Tribunal Administratif de Lille — Décision N° TA59-2306580

mercredi 15 mai 2024

JuridictionTribunal Administratif de Lille
SectionTribunal Administratif de Lille
N° DossierTA59-2306580
TypeDécision
RecoursExcès de pouvoir
Formation6ème chambre
Avocat requérantBAUDUIN

Texte intégral

Vu la procédure suivante :

Par une requête et un mémoire, enregistrés les 19 juillet 2023 et 13 septembre 2023, M. B A, représenté par Me Bauduin, demande au tribunal, dans le dernier état de ses écritures :

1°) d'annuler pour excès de pouvoir l'arrêté du 20 juin 2023 par lequel le préfet du Pas-de-Calais a refusé de lui délivrer un titre de séjour, l'a obligé à quitter le territoire français dans un délai de trente jours, a fixé le pays de destination de cette mesure d'éloignement et lui a interdit son retour sur le territoire français pendant une durée d'un an ;

2°) d'enjoindre au préfet du Pas-de-Calais, dans un délai de quinze jours à compter de la notification du jugement à intervenir et sous astreinte de 150 euros par jour de retard, de lui délivrer une carte de séjour temporaire portant la mention " étudiant " ou " vie privée et familiale " ou, à défaut, de procéder à un nouvel examen de sa situation et de lui délivrer, dans l'attente, un récépissé de demande de titre de séjour, dans le même délai et sous la même astreinte ;

3°) de mettre à la charge de l'Etat la somme de 1 500 euros au titre de l'article L. 761-1 du code de justice administrative.

Il soutient que :

En ce qui concerne la décision portant refus de titre de séjour :

- elle a été prise par une autorité incompétente ;

- elle est insuffisamment motivée ;

- elle est entachée d'un défaut d'examen particulier de sa situation ;

- elle est entachée d'une erreur de droit et d'une erreur d'appréciation dans l'application des dispositions des articles L. 412-1 et L. 422-1 du code de l'entrée et du séjour des étrangers et du droit d'asile ;

- elle porte une atteinte disproportionnée à son droit au respect de sa vie privée et familiale garanti par l'article 8 de la convention européenne de sauvegarde des droits de l'homme et des libertés fondamentales et méconnaît les articles L. 423-23, L. 435-1 et L. 313-11, 7° du code de l'entrée et du séjour des étrangers et du droit d'asile ;

- elle est entachée d'une erreur manifeste d'appréciation de ses conséquences sur sa situation personnelle.

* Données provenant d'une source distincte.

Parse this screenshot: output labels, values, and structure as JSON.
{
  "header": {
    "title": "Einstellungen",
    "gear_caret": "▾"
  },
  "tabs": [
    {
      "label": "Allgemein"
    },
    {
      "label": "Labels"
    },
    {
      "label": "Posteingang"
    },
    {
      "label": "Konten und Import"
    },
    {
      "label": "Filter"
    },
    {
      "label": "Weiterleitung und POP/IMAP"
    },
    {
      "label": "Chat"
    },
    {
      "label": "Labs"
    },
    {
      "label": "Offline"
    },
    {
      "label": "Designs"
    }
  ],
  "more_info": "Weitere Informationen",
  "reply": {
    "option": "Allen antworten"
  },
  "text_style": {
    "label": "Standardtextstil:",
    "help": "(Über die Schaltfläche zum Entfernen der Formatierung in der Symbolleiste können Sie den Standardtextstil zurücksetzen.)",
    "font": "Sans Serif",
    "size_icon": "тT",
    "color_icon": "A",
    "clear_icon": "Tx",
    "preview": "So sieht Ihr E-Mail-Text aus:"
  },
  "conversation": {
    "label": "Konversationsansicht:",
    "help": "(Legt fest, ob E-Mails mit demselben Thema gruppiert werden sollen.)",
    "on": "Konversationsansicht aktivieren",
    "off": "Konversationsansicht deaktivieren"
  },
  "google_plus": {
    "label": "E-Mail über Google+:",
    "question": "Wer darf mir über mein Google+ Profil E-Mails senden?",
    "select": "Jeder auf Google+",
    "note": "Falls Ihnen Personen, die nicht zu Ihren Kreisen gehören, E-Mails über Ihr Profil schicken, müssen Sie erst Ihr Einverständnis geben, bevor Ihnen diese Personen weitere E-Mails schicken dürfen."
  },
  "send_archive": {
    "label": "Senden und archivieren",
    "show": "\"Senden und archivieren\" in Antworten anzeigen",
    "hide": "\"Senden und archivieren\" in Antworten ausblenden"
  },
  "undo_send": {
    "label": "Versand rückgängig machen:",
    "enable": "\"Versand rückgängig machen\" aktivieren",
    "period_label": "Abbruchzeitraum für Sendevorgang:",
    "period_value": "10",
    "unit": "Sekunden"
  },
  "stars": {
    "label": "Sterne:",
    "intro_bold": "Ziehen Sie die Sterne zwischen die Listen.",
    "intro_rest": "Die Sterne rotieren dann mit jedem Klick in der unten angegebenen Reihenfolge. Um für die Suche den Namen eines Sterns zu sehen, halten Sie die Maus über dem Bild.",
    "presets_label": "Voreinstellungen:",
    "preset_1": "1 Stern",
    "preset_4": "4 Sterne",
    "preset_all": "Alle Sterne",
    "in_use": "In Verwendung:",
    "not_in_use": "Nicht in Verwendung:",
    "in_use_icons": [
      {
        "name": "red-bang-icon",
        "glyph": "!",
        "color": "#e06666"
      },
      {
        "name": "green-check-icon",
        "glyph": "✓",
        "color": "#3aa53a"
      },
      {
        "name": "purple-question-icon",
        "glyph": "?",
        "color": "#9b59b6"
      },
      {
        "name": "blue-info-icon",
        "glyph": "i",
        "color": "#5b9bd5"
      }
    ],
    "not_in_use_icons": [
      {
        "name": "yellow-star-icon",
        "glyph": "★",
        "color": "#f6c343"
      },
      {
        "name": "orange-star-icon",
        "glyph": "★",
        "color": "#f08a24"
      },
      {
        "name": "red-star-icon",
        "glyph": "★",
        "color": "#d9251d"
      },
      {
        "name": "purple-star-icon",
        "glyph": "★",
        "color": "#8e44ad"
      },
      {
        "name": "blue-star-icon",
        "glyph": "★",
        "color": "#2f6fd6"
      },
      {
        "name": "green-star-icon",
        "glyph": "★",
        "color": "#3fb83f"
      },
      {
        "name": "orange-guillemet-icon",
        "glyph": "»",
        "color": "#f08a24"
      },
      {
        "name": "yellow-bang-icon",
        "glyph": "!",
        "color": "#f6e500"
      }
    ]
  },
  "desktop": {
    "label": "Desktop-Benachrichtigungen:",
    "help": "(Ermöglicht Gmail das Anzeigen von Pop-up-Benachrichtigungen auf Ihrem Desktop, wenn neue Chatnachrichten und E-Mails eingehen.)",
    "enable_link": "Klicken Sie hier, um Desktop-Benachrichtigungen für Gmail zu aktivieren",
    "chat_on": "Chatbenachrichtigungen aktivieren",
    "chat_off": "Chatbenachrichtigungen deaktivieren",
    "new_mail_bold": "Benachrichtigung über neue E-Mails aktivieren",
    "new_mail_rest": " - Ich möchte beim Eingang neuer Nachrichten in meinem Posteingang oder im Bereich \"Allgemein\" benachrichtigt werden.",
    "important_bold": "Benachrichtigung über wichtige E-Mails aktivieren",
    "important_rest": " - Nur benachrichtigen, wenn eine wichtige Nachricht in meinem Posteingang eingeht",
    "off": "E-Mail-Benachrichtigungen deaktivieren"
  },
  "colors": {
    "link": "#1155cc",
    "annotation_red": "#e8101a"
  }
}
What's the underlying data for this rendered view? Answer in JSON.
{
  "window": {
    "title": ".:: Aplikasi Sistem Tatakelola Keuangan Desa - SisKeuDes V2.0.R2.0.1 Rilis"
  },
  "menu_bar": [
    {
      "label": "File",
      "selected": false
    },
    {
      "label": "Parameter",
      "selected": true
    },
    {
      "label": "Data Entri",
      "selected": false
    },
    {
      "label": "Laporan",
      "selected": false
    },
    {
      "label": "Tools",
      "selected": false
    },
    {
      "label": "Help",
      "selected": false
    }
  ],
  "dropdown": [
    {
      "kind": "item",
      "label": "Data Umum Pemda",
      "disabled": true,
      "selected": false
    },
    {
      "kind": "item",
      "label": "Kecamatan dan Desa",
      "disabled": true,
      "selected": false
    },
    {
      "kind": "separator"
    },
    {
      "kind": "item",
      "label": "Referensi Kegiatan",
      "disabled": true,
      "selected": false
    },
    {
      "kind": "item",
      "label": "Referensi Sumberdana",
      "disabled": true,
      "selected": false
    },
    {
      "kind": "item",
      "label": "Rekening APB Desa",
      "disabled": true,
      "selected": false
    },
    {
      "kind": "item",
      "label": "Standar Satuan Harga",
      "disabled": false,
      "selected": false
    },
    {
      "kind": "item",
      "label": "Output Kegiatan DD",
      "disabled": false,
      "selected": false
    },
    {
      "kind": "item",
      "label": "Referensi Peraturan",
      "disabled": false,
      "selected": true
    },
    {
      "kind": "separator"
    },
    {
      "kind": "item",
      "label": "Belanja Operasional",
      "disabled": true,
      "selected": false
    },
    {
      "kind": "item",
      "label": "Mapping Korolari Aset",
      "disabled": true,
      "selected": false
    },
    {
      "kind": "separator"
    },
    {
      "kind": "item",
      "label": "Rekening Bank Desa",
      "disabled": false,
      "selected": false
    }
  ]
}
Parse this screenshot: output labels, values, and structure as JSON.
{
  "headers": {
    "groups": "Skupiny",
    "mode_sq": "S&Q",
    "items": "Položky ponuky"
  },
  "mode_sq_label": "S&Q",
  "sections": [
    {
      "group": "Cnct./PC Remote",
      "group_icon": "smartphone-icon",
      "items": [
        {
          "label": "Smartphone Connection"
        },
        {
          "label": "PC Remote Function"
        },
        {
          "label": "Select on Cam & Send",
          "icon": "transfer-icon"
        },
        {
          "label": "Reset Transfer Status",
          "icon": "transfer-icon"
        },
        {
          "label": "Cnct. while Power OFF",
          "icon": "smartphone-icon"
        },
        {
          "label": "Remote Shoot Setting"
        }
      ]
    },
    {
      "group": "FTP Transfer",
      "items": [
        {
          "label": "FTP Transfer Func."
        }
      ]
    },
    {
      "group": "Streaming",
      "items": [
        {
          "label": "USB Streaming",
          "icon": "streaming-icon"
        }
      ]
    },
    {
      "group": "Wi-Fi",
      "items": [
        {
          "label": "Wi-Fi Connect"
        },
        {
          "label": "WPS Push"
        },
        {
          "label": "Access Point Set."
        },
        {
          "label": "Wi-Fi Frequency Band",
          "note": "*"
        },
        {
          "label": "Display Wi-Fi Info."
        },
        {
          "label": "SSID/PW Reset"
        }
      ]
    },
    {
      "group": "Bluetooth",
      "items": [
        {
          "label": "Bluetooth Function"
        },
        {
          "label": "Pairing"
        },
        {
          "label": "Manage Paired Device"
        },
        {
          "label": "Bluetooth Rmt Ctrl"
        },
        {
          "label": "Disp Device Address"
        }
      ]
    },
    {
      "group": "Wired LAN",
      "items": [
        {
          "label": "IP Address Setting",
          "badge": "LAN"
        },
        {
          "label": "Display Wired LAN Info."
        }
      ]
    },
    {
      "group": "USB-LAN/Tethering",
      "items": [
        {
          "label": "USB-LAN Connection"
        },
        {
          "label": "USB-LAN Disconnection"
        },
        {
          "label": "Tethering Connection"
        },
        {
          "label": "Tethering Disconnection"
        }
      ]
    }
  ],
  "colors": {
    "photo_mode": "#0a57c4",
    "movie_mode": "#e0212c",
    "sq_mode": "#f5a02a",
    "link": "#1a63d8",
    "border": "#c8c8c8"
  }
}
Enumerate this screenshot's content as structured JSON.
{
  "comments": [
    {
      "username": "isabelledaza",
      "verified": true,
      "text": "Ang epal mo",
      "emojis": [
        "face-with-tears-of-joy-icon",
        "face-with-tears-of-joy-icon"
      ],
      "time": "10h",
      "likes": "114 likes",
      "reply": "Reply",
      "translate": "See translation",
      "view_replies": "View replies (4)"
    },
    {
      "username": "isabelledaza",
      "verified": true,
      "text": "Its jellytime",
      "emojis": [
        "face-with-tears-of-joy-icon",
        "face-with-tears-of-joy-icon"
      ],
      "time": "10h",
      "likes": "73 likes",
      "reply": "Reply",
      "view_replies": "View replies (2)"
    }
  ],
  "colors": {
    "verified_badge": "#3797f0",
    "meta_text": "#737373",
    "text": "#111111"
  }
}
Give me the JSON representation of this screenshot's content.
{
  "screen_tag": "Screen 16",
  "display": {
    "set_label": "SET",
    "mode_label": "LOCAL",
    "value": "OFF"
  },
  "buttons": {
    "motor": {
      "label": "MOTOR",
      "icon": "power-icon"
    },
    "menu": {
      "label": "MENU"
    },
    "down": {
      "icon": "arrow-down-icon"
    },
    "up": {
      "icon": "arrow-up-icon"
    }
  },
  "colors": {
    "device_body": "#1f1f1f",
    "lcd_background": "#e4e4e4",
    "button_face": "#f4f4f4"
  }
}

En ce qui concerne la décision portant obligation de quitter le territoire français :

- elle est illégale par voie de conséquence de l'illégalité de la décision portant refus de titre de séjour.

En ce qui concerne la décision portant interdiction de retour sur le territoire français :

- elle est illégale par voie de conséquence de l'illégalité de la décision portant refus de titre de séjour.

Par un mémoire en défense, enregistré le 27 juillet 2023, le préfet du Pas-de-Calais conclut au rejet de la requête.

Il soutient que les moyens soulevés par le requérant ne sont pas fondés.

Par une ordonnance du 19 septembre 2023, la clôture de l'instruction a été fixée au 19 décembre 2023.

Vu les autres pièces du dossier.

Vu :

- la convention européenne de sauvegarde des droits de l'homme et des libertés fondamentales ;

- l'accord franco-marocain du 9 octobre 1987 en matière de séjour et d'emploi ;

- le code de l'entrée et du séjour des étrangers et du droit d'asile ;

- le code des relations entre le public et l'administration ;

- le code de justice administrative.

Les parties ont été régulièrement averties du jour de l'audience.

Le président de la formation de jugement a dispensé la rapporteure publique, sur sa proposition, de prononcer des conclusions à l'audience.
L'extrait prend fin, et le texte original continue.